EDIT: Took a better journal log before the sleep of the laptop - https://0x0.st/HN89.txt

can you turn oof in UEFI fTPM ?
also add thes parameters on boot kernel
“iommu=pt processor.max_cstate=5 amd_pstate=passive”

and waiting kernel 6.3.2 coming

Sadly I can’t control the fTPM. It’s sadly a very limited BIOS imho. XMG seem not to enable the advanced options as their is a more expansive bios for the TongFang laptops.

Here is what they look like - https://winraid.level1techs.com/t/solved-how-to-unlock-bios-options-of-rebranded-tongfang-chassis-systems/32999/2

Their is “hacks” but not sure if it works on my laptop and I raiher not mess with the BIOS.

My grub now loads like this

GRUB_CMDLINE_LINUX_DEFAULT=‘nowatchdog nvme_load=YES resume=UUID=8058f85a-8f86-445b-8cc8-5e017c2f7147 loglevel=3 iommu=pt processor.max_cstate=5 amd_pstate=passive’

This fixed it for me:

nVidia resume from suspend

sudo nano /etc/modprobe.d/nvidia-power-management.conf

Then add the following line

options nvidia NVreg_PreserveVideoMemoryAllocations=1 NVreg_TemporaryFilePath=/var/tmp

Lenovo Legion 5.

Nice!

I’ll give the previous solution a spin first. If it doesn’t help. I’ll give yours a spin.
I will report back :slight_smile:

Sadly didn’t work.

https://0x0.st/HNMG.txt

Testing @xircon method now. I’m a bit suspect since I don’t have anything in nvidia-power-management.conf so not even sure it’s being used.

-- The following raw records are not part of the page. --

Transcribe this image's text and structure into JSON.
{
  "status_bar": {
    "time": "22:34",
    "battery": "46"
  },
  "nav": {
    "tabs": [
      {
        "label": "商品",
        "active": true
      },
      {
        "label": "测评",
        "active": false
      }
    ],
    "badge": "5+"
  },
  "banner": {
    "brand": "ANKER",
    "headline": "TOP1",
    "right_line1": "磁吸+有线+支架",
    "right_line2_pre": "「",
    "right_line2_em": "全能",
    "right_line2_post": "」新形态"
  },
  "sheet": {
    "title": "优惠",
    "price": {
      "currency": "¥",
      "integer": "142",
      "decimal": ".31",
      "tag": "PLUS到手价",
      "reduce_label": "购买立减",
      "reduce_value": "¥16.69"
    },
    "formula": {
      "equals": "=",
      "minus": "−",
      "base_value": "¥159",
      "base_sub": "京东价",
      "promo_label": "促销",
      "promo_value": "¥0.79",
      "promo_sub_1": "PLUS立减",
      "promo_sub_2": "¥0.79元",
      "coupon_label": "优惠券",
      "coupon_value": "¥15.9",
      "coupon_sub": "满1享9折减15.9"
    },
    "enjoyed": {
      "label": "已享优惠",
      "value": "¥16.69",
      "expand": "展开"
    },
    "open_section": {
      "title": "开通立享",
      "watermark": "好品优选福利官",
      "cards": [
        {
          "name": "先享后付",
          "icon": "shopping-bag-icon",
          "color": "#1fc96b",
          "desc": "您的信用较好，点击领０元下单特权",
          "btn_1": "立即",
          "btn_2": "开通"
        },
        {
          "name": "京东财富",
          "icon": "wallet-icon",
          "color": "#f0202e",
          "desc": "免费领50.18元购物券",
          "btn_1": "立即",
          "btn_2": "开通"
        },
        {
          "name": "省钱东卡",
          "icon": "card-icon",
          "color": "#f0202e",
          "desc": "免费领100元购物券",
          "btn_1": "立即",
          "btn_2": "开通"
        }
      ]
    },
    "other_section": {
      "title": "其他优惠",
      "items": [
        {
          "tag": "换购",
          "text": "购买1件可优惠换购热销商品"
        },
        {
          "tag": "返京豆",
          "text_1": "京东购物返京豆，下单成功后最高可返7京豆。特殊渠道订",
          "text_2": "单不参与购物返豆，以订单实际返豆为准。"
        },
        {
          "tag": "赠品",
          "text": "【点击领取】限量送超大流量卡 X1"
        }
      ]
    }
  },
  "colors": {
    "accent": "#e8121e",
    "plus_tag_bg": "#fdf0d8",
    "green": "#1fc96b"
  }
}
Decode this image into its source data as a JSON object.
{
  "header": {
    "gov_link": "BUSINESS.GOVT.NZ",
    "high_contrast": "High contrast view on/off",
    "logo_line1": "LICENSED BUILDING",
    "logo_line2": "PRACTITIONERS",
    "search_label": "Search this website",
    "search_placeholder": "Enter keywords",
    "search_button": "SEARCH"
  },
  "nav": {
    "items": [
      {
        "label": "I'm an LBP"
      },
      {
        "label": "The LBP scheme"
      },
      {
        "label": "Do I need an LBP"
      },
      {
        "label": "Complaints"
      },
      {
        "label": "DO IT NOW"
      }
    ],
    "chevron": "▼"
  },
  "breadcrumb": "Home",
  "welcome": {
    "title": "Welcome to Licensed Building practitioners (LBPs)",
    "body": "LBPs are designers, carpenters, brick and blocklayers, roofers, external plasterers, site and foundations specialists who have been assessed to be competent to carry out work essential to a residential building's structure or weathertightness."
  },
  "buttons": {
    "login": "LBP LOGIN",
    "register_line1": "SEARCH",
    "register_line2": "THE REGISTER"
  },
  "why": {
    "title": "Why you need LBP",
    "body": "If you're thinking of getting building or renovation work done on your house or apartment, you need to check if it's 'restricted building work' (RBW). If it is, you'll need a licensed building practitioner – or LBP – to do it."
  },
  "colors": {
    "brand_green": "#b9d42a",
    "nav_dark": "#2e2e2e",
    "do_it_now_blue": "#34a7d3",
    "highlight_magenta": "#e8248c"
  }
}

I actually meant create it, it didn’t exist for me either.

1 Like

Just have made it, rebooted and now I’m waiting to see how it goes. It’s a lot less errors in Journal at the moment.

No dice. Did you modprobe anything?

https://0x0.st/HNux.txt

firewalld-sysctls.conf nvidia-power-management.conf tuxedo_keyboard.conf
[swebow@swebow-xmgcoreczne21 modprobe.d]$ sudo modprobe nvidia-power-management
modprobe: FATAL: Module nvidia-power-management not found in directory /lib/modules/6.3.1-arch2-1

EDIT: I gonna try with Envycontrol to activate RTD3 and see if it makes any difference.

For what it is worth I update about every 10 days and 6.3.2 kernel and 530 nvidia was having all kinds of issues ACPI errors on my box. I downgraded to 6.3.1 kernel and everything is running fine. Still a couple of ACPI errors but none that were adversely affecting the bluetooth. I haven’t had time to research other than posts I have seen that 530 nvidia and 6.x.x having a bunch of issues. I even tried removing nvidia with nvidia-inst -n and still had issues with 6.3.2 with ACPI.

All I am suggesting is run a downgrade linux linux-headers and see if the problem resolves.

To conclude this story.
Not sure if Kernel 6.3.2 fixed it or if enabling RTD3 fixed it. But now the AMDGPU boots up correctly each time (according to Journal) and Nvidia doesn’t try to take over so it freezes.

http://ix.io/4wMt

This topic was automatically closed 2 days after the last reply. New replies are no longer allowed.